Foreclosures are poised to make a rebound on the local housing market. In stark contrast to the national distressed property situation, new foreclosure filings in the Tri-Cities region increased dramatically during the third quarter.
REO filings in the seven Northeast Tennessee county markets were up 647.6% compared to Q3 last year. That could be good news for buyers in a market that has been starved for new inventory all this year, said Northeast Tennessee Association of Realtors President Marsha Stowell. But for sellers who have been getting close to asking price increased competition from discounted distressed properties is another matter.
The increase represents 785 properties, according to ATTOM Data Solutions’ Q3 Foreclosure and Market Report. ATTOM is the new parent company for RealtyTrac.
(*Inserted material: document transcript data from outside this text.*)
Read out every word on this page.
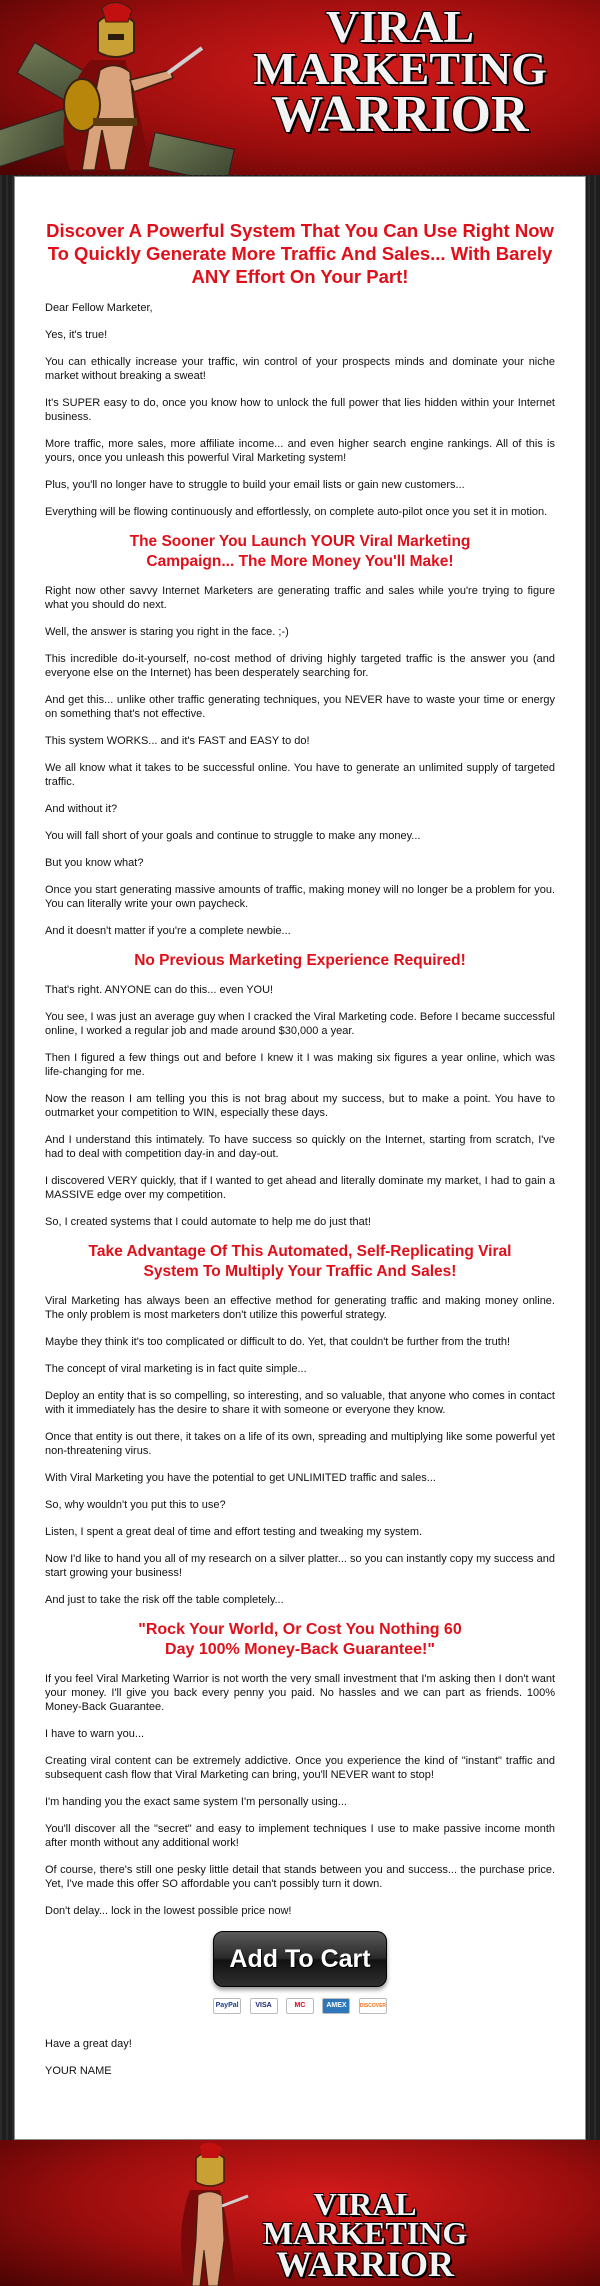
VIRAL
MARKETING
WARRIOR
Discover A Powerful System That You Can Use Right Now To Quickly Generate More Traffic And Sales... With Barely ANY Effort On Your Part!

Dear Fellow Marketer,

Yes, it's true!

You can ethically increase your traffic, win control of your prospects minds and dominate your niche market without breaking a sweat!

It's SUPER easy to do, once you know how to unlock the full power that lies hidden within your Internet business.

More traffic, more sales, more affiliate income... and even higher search engine rankings. All of this is yours, once you unleash this powerful Viral Marketing system!

Plus, you'll no longer have to struggle to build your email lists or gain new customers...

Everything will be flowing continuously and effortlessly, on complete auto-pilot once you set it in motion.

The Sooner You Launch YOUR Viral Marketing Campaign... The More Money You'll Make!

Right now other savvy Internet Marketers are generating traffic and sales while you're trying to figure what you should do next.

Well, the answer is staring you right in the face. ;-)

This incredible do-it-yourself, no-cost method of driving highly targeted traffic is the answer you (and everyone else on the Internet) has been desperately searching for.

And get this... unlike other traffic generating techniques, you NEVER have to waste your time or energy on something that's not effective.

This system WORKS... and it's FAST and EASY to do!

We all know what it takes to be successful online. You have to generate an unlimited supply of targeted traffic.

And without it?

You will fall short of your goals and continue to struggle to make any money...

But you know what?

Once you start generating massive amounts of traffic, making money will no longer be a problem for you. You can literally write your own paycheck.

And it doesn't matter if you're a complete newbie...

No Previous Marketing Experience Required!

That's right. ANYONE can do this... even YOU!

You see, I was just an average guy when I cracked the Viral Marketing code. Before I became successful online, I worked a regular job and made around $30,000 a year.

Then I figured a few things out and before I knew it I was making six figures a year online, which was life-changing for me.

Now the reason I am telling you this is not brag about my success, but to make a point. You have to outmarket your competition to WIN, especially these days.

And I understand this intimately. To have success so quickly on the Internet, starting from scratch, I've had to deal with competition day-in and day-out.

I discovered VERY quickly, that if I wanted to get ahead and literally dominate my market, I had to gain a MASSIVE edge over my competition.

So, I created systems that I could automate to help me do just that!

Take Advantage Of This Automated, Self-Replicating Viral System To Multiply Your Traffic And Sales!

Viral Marketing has always been an effective method for generating traffic and making money online. The only problem is most marketers don't utilize this powerful strategy.

Maybe they think it's too complicated or difficult to do. Yet, that couldn't be further from the truth!

The concept of viral marketing is in fact quite simple...

Deploy an entity that is so compelling, so interesting, and so valuable, that anyone who comes in contact with it immediately has the desire to share it with someone or everyone they know.

Once that entity is out there, it takes on a life of its own, spreading and multiplying like some powerful yet non-threatening virus.

With Viral Marketing you have the potential to get UNLIMITED traffic and sales...

So, why wouldn't you put this to use?

Listen, I spent a great deal of time and effort testing and tweaking my system.

Now I'd like to hand you all of my research on a silver platter... so you can instantly copy my success and start growing your business!

And just to take the risk off the table completely...

"Rock Your World, Or Cost You Nothing 60 Day 100% Money-Back Guarantee!"

If you feel Viral Marketing Warrior is not worth the very small investment that I'm asking then I don't want your money. I'll give you back every penny you paid. No hassles and we can part as friends. 100% Money-Back Guarantee.

I have to warn you...

Creating viral content can be extremely addictive. Once you experience the kind of "instant" traffic and subsequent cash flow that Viral Marketing can bring, you'll NEVER want to stop!

I'm handing you the exact same system I'm personally using...

You'll discover all the "secret" and easy to implement techniques I use to make passive income month after month without any additional work!

Of course, there's still one pesky little detail that stands between you and success... the purchase price. Yet, I've made this offer SO affordable you can't possibly turn it down.

Don't delay... lock in the lowest possible price now!

Add To Cart
PayPal VISA	MC	AMEX	DISCOVER

Have a great day!

YOUR NAME

VIRAL
MARKETING
WARRIOR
When notice of trustee sale filings are added to the REO filings, the total jumps to 855 properties. Filings in the two SW Virginia markets covered in the report were flat compared to Q3 last year.
The lion’s share of the new REO filings – 336 properties – are in one of the region’s hottest, and most expensive markets – Washington County, TN. That market also the second tightest inventory of homes for sale last month.
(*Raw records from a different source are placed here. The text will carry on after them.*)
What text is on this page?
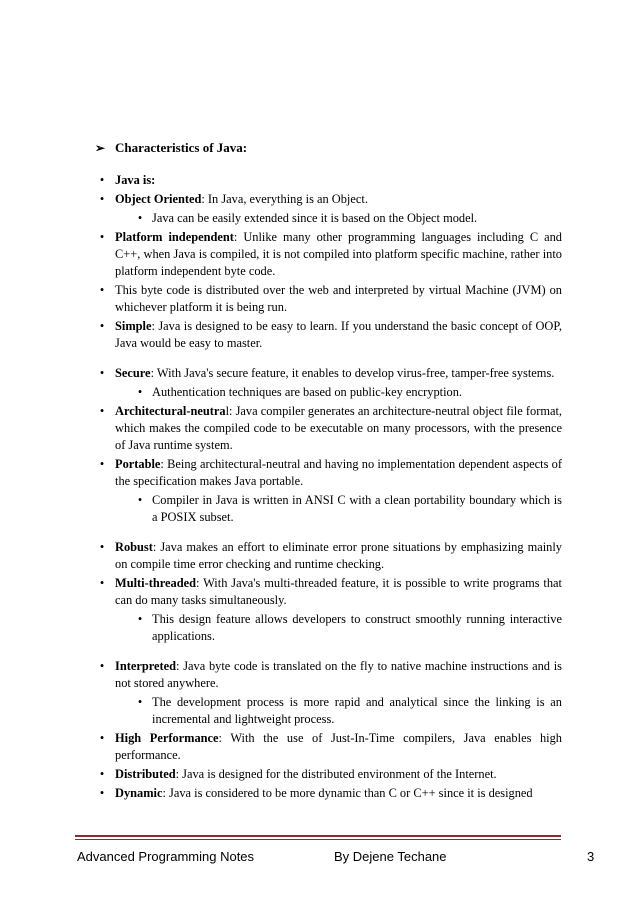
➢ Characteristics of Java:
• Java is:
• Object Oriented: In Java, everything is an Object.
• Java can be easily extended since it is based on the Object model.
• Platform independent: Unlike many other programming languages including C and C++, when Java is compiled, it is not compiled into platform specific machine, rather into platform independent byte code.
• This byte code is distributed over the web and interpreted by virtual Machine (JVM) on whichever platform it is being run.
• Simple: Java is designed to be easy to learn. If you understand the basic concept of OOP, Java would be easy to master.
• Secure: With Java's secure feature, it enables to develop virus-free, tamper-free systems.
• Authentication techniques are based on public-key encryption.
• Architectural-neutral: Java compiler generates an architecture-neutral object file format, which makes the compiled code to be executable on many processors, with the presence of Java runtime system.
• Portable: Being architectural-neutral and having no implementation dependent aspects of the specification makes Java portable.
• Compiler in Java is written in ANSI C with a clean portability boundary which is a POSIX subset.
• Robust: Java makes an effort to eliminate error prone situations by emphasizing mainly on compile time error checking and runtime checking.
• Multi-threaded: With Java's multi-threaded feature, it is possible to write programs that can do many tasks simultaneously.
• This design feature allows developers to construct smoothly running interactive applications.
• Interpreted: Java byte code is translated on the fly to native machine instructions and is not stored anywhere.
• The development process is more rapid and analytical since the linking is an incremental and lightweight process.
• High Performance: With the use of Just-In-Time compilers, Java enables high performance.
• Distributed: Java is designed for the distributed environment of the Internet.
• Dynamic: Java is considered to be more dynamic than C or C++ since it is designed
Advanced Programming Notes	By Dejene Techane	3
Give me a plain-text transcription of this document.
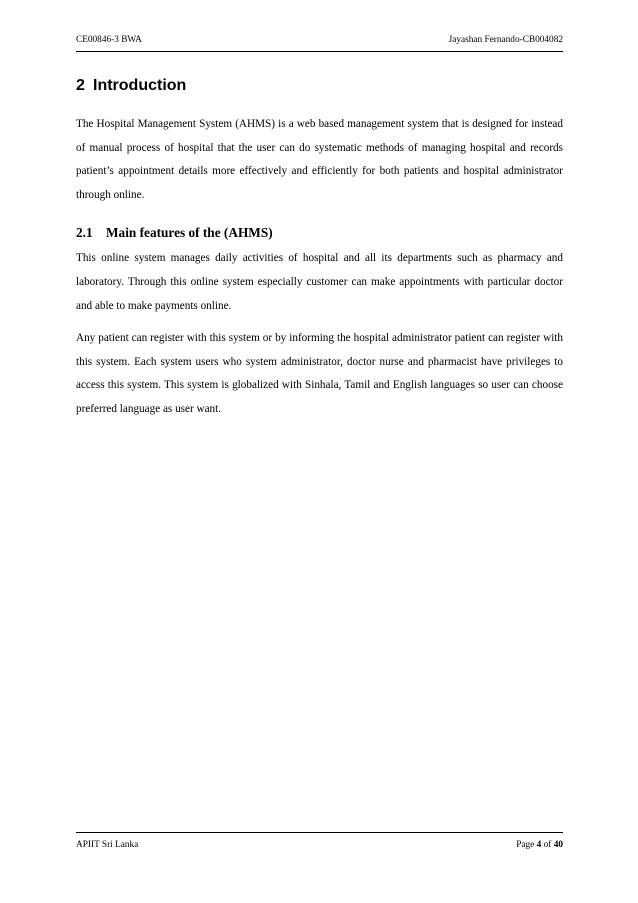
CE00846-3 BWA	Jayashan Fernando-CB004082
2 Introduction

The Hospital Management System (AHMS) is a web based management system that is designed for instead of manual process of hospital that the user can do systematic methods of managing hospital and records patient’s appointment details more effectively and efficiently for both patients and hospital administrator through online.

2.1 Main features of the (AHMS)

This online system manages daily activities of hospital and all its departments such as pharmacy and laboratory. Through this online system especially customer can make appointments with particular doctor and able to make payments online.

Any patient can register with this system or by informing the hospital administrator patient can register with this system. Each system users who system administrator, doctor nurse and pharmacist have privileges to access this system. This system is globalized with Sinhala, Tamil and English languages so user can choose preferred language as user want.

APIIT Sri Lanka	Page 4 of 40
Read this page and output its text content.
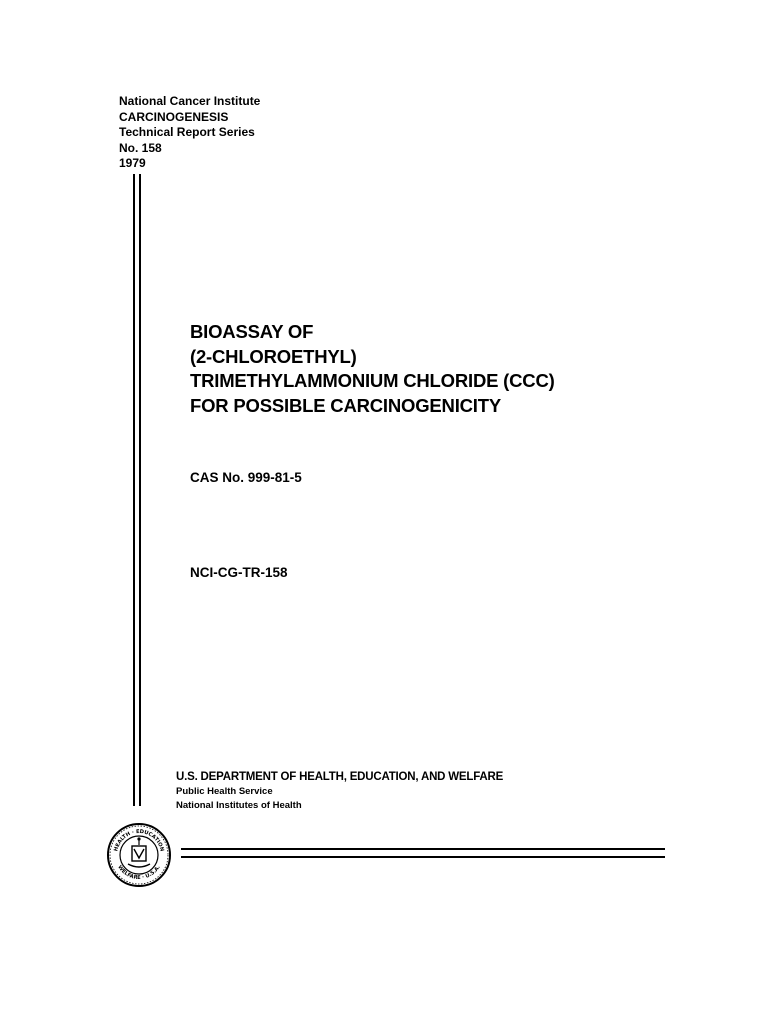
National Cancer Institute
CARCINOGENESIS
Technical Report Series
No. 158
1979
BIOASSAY OF
(2-CHLOROETHYL)
TRIMETHYLAMMONIUM CHLORIDE (CCC)
FOR POSSIBLE CARCINOGENICITY
CAS No. 999-81-5
NCI-CG-TR-158
U.S. DEPARTMENT OF HEALTH, EDUCATION, AND WELFARE
Public Health Service
National Institutes of Health
HEALTH · EDUCATION
WELFARE · U.S.A.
The second largest group of new filings came in Johnson County – 183 properties – followed by Greene County with 109 new filings. When compared to Q3 listings last year, the Greene County region had the tightest inventory in the region last month.
Here’s how the new REO filings for the remaining counties shake out:
- Carter – 69
- Hawkins – 32
- Sullivan – 57
- Unicoi – 19
- Bristol, VA – 4
- Washington Co. VA – 16.
It’s not clear how the REOs will be marketed or exactly when they will hit the market. There’s also no information on the price range of the properties.
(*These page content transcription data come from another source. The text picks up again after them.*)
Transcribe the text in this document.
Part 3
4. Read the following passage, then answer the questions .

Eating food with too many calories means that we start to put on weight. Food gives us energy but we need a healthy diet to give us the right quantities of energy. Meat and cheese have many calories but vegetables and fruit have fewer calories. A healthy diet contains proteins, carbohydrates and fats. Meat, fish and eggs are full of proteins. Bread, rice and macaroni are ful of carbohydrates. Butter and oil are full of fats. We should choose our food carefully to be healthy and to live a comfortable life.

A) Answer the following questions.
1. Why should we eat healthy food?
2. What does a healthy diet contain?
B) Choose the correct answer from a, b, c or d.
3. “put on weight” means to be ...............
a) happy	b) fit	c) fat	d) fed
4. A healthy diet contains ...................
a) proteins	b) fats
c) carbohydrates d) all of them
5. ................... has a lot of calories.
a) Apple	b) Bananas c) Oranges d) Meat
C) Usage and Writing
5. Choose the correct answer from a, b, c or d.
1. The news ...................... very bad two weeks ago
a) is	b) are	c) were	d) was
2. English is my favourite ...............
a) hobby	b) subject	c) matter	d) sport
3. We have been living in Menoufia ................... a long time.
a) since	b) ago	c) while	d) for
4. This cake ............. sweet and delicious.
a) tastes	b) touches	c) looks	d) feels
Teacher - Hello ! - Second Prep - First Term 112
Tennessee is a non-judicial state and REOs can hit the market anywhere from three months to two years from the filing date depending on circumstances.
The localized version of ATTOM’s Q3 Report is a stark contrast to the national situation. New filings were down 10% from Q3 last year in what was called the final nail in the foreclosure market’s coffin.
“Foreclosure activity has been on a steady slide downward over the past six years, finally dropping back below pre-crisis levels in September,” said Daren Blomquist, senior vice president at ATTOM Data Solutions. “While we’ve know that the national foreclosure problem has been dying a long, slow death for quite some time, the final nail in the coffin of the foreclosure crisis is the year-over-year decrease in the average foreclosure timeline nationwide that we saw in Q3 2016 — the first time that’s happened since we began tracking foreclosure timelines in Q1 2007.
“The decrease in the average foreclosure timeline indicates that banks have worked through the bulk of the legacy foreclosure backlog in most states — with a few lingering exceptions — and that most of the foreclosures being completed now are relatively recent defaults that are more efficiently progressing through the foreclosure pipeline,” Blomquist added.
Locally foreclosure activity began inching up last year with a surge of notice of trustee sales. Then REO filing picked up in the second quarter.
Foreclosure rates and the Delinquent Mortgage Rates for the region stabilized last year and sank to pre-recession levels.
The ATTOM Data Solutions U.S. Foreclosure Market Report provides a count of the total number of properties with at least one foreclosure filing entered into the ATTOM Data Warehouse during the month — broken out by type of filing. Some foreclosure filings entered into the database during the month may have been recorded in previous months. Data is collected from more than 2,200 counties nationwide, and those counties account for more than 90 percent of the U.S. population.